In 1948, a group of veteran Jewish WWII pilots found themselves back home in a world that seemed like it didn’t want them. They jumped at the chance to go fight for Israel in the War For Independence. The film is a documentary from producer Nancy Spielberg and is a collective of interviews and historical footage that recounts the times of these pilots in their back to back wars. Lorne Balfe doesn’t need to prove his versatility as a composer, but he does so once again by providing the emotional undercurrent with this great score. Is Lorne a documentary composer? Yes. Is he a video game composer? Yes. Is he a big-budget Hollywood composer? Yes. The man has done an amazing job of spreading himself around to demonstrate different sides of his music. I love delving into his scores because you can expect his style and voice, but it’s always uniquely different than what he did before. Above And Beyond does a fantastic job of adding a personal feel to the story, but it carries an emotional weight throughout that makes the score very effective.
The first thing you notice about the score, is that it does not feel like a documentary score. Like, at all. The score is structured strongly as a focused narrative, and I think that’s why I found myself emotionally attached all the way through. People will argue that you can easily dip into emotional manipulation, and that’s a big no-no in documentaries. However, Lorne never manipulates. The score becomes emotionally investing without ever feeling melodramatic or overly pulling. The music has some ethnic textures that bring it to life, but it’s the deep somber warmth of the strings that really give the weight. I think the music effectively conveys a group of people who went looking for meaning and acceptance with the only way they knew how. The score does follow some documentary patterns though, and in my opinion it holds it back from coming to full fruition. But the music does everything that it can do with the build of the picture, and what it does is great.
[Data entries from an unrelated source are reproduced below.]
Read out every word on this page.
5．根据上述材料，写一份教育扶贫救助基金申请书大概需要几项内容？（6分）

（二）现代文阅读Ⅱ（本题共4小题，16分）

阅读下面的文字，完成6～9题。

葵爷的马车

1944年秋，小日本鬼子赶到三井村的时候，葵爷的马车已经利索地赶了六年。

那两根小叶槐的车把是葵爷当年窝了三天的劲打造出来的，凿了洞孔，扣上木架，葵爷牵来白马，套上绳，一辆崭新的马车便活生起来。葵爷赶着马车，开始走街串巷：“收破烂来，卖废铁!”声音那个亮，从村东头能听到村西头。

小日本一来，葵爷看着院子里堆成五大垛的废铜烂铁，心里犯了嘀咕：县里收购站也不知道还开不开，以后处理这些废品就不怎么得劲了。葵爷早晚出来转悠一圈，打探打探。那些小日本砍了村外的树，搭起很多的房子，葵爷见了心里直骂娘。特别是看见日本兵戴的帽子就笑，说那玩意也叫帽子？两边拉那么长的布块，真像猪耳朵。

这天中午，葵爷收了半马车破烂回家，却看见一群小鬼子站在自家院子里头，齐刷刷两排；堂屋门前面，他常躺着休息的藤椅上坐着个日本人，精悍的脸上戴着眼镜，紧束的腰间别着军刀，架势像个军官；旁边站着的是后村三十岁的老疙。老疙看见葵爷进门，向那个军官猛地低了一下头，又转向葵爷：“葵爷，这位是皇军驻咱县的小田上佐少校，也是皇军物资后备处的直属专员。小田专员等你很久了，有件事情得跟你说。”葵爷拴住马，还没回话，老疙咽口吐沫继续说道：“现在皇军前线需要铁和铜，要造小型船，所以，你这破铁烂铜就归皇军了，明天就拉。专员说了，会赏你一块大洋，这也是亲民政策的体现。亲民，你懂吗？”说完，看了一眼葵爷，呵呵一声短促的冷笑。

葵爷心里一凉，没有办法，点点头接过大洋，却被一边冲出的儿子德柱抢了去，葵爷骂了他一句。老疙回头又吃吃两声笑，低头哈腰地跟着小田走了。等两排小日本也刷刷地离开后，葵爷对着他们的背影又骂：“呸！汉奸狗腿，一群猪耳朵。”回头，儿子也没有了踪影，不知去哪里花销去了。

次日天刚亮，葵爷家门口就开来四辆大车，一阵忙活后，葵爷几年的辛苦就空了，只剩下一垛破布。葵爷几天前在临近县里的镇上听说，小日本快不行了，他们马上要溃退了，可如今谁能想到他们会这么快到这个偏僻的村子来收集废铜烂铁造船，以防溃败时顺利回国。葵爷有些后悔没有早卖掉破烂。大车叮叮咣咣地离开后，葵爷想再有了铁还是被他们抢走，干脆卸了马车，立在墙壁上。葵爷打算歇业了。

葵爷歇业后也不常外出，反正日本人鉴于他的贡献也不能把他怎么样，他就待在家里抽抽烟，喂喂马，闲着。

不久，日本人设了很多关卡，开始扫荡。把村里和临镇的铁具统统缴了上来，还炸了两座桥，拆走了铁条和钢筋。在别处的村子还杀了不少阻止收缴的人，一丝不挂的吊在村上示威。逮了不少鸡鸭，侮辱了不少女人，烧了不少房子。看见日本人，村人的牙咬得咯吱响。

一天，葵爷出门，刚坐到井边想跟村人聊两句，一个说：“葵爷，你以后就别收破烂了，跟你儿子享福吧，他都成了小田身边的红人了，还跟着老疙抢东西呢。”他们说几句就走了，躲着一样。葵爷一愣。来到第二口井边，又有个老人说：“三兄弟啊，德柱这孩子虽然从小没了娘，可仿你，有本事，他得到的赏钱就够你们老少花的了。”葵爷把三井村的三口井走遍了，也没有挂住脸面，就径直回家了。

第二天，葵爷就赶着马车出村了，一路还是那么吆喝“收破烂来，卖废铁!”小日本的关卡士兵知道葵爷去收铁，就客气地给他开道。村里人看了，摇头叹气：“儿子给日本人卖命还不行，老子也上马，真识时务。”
Above And Beyond felt like a small personal journey painted on a grand backdrop. The deeply somber strings added an emotional warmth that carried you through this fascinating story about Jewish WWII pilots jumping into another war to help people in need and looking for purpose. It’s a documentary score that never feels like a documentary score, and that’s a good thing. It adds all the emotional beats of the story and weaves them into an engaging narrative. Lorne Balfe proves his versatility once again by going from a wacky animated penguin adventure to this non-fictional story of WWII pilots.